To the global audience, this (last-minute) move demonstrates the ruling government’s
accommodative diplomacy towards its Asia–Pacific counterparts, while back home it
provides fillip to the dwindling “common-man friendly” image of the government. However,
the relief that it brings for some players in the economy is only temporary, for addressing
the current structural anomalies of the economy is beyond its scope. For instance, of what
relevance is (non)participation in RCEP to those innumerable small and marginal dairy
farmers who could hardly move out of the trader-intermediated local markets of fresh milk?
While the bigger (domestic) players’ monopoly power in the domestic markets gets
safeguarded, this move is certainly no booster for the international competitiveness of
Indian dairy products. But, is this not the government that speaks of diversifying into high
value agriculture for “doubling farmer’s income” (vis-à-vis a conveniently varying timeline)?

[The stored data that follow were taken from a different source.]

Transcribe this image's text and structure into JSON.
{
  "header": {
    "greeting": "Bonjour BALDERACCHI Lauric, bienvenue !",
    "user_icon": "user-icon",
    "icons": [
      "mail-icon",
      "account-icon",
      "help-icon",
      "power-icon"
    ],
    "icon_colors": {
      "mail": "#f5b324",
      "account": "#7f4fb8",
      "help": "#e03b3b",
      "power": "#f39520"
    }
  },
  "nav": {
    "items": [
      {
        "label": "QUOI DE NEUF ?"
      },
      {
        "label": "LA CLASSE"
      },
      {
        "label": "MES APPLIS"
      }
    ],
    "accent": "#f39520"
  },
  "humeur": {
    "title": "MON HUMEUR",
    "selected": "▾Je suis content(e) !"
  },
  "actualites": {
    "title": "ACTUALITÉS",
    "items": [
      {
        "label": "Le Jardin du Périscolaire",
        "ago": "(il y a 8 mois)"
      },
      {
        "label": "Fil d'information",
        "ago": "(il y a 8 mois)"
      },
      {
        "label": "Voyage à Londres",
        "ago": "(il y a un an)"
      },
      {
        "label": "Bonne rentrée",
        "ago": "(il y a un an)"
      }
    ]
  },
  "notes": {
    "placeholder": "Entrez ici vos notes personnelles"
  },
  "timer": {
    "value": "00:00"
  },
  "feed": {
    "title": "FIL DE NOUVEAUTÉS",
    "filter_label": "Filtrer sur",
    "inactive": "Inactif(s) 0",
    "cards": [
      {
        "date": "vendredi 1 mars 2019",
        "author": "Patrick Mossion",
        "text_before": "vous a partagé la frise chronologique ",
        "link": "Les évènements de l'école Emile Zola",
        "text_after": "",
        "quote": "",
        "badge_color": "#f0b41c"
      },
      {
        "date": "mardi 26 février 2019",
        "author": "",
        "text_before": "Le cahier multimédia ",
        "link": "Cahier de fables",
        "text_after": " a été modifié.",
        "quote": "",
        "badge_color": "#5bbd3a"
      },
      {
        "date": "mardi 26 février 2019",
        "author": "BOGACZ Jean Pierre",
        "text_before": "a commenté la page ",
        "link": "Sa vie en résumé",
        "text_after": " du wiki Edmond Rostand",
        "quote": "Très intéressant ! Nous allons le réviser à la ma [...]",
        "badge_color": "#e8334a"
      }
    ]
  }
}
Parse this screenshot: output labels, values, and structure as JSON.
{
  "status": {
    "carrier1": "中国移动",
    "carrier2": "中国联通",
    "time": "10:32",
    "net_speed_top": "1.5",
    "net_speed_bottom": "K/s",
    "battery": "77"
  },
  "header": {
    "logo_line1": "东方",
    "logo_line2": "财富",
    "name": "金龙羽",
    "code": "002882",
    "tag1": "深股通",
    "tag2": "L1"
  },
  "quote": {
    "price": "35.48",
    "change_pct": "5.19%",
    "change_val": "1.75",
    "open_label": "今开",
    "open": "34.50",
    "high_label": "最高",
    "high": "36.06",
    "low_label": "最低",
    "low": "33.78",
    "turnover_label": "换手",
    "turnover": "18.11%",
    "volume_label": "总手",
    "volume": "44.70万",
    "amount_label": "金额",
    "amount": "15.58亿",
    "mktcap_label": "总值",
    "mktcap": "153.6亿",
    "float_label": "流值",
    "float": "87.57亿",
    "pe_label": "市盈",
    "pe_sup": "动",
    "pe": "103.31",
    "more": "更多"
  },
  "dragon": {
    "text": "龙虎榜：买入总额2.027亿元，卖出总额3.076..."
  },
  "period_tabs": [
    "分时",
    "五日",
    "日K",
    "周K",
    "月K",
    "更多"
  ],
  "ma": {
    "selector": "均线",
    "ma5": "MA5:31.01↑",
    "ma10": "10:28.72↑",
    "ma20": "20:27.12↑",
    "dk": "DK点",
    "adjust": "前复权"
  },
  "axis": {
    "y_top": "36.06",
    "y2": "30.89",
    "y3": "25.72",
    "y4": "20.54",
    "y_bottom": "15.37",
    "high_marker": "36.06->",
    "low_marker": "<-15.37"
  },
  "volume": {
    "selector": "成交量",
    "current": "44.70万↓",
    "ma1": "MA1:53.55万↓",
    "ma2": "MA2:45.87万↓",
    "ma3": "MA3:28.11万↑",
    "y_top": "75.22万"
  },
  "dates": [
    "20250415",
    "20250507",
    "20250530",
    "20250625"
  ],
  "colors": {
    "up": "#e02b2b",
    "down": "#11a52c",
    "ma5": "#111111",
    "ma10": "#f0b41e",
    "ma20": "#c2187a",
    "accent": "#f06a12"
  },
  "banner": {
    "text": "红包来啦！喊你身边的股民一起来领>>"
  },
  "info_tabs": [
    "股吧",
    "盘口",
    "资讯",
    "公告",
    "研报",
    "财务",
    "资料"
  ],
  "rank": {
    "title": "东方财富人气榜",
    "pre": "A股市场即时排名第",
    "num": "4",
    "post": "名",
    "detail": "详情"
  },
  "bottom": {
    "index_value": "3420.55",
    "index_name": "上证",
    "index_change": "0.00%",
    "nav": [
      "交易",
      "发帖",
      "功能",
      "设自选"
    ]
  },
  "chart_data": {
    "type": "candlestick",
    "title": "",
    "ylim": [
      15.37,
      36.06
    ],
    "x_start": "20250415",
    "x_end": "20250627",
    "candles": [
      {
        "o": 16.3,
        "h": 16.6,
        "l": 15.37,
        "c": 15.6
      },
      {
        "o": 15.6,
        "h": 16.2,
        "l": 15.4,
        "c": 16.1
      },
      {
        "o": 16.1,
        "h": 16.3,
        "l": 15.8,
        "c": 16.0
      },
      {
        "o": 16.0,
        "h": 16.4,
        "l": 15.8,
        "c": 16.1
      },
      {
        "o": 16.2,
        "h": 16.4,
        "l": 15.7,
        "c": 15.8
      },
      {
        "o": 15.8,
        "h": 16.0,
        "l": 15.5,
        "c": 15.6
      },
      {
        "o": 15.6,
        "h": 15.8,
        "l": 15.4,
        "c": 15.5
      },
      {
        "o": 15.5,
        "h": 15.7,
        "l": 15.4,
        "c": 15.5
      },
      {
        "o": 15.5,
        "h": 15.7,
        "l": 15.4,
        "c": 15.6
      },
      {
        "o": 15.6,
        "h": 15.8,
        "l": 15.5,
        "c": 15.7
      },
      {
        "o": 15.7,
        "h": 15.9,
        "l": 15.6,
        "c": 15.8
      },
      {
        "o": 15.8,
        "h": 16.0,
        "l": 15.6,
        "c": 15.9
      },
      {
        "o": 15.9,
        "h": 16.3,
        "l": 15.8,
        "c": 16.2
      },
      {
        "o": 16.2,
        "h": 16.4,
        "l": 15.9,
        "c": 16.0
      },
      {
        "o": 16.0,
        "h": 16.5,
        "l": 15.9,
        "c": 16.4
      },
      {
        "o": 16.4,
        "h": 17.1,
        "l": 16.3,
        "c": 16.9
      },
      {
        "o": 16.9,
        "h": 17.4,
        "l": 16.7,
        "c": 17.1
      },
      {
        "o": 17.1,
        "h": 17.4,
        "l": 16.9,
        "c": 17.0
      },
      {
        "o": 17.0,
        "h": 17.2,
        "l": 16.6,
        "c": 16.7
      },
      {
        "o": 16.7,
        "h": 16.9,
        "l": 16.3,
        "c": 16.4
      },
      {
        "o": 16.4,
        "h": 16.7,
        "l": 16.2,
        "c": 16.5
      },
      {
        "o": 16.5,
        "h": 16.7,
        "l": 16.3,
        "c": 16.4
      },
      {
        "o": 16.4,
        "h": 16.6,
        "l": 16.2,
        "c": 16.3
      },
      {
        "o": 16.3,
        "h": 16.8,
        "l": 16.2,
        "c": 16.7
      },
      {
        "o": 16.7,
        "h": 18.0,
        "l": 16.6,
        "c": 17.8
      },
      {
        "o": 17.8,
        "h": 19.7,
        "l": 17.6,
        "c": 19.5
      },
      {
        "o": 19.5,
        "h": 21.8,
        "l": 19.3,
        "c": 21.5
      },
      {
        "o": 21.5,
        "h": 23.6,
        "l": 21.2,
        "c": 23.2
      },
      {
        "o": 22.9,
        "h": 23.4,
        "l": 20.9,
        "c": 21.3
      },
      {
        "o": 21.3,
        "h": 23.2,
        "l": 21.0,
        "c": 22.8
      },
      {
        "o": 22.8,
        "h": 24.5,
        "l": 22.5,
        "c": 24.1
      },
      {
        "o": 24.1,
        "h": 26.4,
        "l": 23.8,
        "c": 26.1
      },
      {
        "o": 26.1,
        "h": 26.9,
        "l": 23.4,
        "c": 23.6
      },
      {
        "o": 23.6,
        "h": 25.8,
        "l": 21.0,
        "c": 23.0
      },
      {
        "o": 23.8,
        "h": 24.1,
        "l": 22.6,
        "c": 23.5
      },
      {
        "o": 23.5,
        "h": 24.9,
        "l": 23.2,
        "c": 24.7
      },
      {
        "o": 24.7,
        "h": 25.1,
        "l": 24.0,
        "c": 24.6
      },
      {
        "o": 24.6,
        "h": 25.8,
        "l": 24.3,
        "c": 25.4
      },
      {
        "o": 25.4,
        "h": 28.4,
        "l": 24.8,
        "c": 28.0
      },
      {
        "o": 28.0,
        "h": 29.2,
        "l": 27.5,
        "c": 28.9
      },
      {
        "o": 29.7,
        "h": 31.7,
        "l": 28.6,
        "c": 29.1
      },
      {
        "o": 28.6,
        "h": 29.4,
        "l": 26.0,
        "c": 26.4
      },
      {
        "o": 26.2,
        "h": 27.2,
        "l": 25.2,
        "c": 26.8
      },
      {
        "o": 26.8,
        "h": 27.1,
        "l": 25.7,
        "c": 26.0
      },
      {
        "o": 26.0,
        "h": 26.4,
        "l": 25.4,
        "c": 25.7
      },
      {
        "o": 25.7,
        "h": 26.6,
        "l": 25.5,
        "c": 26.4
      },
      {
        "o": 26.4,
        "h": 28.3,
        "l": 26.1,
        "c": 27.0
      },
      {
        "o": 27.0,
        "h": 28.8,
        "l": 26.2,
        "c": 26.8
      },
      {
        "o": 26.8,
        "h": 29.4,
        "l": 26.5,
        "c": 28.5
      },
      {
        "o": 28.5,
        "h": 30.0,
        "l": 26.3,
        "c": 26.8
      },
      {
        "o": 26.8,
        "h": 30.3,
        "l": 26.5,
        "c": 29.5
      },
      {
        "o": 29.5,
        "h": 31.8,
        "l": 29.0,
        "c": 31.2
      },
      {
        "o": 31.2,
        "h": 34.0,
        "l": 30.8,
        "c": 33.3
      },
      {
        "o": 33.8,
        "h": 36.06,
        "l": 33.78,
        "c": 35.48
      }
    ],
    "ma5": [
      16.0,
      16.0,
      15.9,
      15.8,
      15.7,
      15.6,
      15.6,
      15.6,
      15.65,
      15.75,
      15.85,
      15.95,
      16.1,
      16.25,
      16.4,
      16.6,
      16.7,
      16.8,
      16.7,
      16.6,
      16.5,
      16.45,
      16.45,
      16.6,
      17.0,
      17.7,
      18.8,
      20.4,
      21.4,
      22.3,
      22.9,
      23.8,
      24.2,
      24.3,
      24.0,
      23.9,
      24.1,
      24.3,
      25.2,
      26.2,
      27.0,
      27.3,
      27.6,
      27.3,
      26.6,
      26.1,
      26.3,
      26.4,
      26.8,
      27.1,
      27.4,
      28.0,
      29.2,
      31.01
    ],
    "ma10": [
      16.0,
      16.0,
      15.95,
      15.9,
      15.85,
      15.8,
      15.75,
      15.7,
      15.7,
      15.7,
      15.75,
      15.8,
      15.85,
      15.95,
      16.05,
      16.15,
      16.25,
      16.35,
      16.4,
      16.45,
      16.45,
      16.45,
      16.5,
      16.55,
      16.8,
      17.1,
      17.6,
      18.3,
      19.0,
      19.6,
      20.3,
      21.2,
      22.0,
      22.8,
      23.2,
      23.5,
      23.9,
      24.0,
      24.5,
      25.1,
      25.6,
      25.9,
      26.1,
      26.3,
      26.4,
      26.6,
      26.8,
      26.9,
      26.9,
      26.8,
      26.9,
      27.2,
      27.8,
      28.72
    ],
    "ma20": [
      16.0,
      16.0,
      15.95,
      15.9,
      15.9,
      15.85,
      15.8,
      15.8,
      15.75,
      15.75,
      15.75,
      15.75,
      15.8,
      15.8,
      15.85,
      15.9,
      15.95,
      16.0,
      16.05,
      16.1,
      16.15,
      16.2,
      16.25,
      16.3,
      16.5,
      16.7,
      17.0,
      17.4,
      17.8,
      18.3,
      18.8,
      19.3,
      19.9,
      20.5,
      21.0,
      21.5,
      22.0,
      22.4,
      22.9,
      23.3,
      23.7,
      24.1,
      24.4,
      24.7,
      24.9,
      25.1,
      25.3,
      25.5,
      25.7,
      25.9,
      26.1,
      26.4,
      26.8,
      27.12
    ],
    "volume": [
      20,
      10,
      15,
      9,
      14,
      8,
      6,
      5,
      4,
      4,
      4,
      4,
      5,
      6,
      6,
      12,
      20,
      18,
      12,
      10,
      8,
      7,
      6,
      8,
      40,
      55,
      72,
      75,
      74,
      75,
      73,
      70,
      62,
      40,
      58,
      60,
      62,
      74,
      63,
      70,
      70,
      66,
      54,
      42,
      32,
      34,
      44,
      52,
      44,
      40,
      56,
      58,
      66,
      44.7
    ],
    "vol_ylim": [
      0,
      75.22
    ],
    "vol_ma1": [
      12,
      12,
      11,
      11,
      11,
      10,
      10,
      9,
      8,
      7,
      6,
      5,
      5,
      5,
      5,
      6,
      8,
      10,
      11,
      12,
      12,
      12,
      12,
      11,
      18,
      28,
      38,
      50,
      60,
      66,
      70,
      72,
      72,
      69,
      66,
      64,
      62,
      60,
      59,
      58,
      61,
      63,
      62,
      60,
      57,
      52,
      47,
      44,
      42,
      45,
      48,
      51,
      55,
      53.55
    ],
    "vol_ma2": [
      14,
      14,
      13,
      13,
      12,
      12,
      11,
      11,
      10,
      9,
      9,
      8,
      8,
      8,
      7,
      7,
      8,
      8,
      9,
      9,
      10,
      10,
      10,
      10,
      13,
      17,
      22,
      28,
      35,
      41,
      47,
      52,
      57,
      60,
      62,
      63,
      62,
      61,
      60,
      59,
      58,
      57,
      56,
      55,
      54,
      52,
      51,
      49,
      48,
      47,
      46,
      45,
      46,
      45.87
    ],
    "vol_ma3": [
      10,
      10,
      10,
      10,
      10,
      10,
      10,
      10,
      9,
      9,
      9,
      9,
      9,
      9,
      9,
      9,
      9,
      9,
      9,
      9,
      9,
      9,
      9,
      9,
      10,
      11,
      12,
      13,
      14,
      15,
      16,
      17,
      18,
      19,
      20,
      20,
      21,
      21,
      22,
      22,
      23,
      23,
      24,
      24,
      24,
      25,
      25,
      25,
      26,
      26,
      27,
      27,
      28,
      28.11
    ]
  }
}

Then, should it not reflect upon “enabling” policies for empowering producers to access
and/or choose between alternative markets, instead of delimiting their marketing options in
the name of “cautious multilateralism”?

International trade is as much a matter of politics as of economics. In executing such


trading agreements, therefore, governments must exercise adequate caution. While a
government can be cautious from its sense of accountability, it can also “design” caution to
evade its responsibilities. It is high time for us to be mindful of this fine line of distinction
when showering praises for our ruling government’s stance on the RCEP.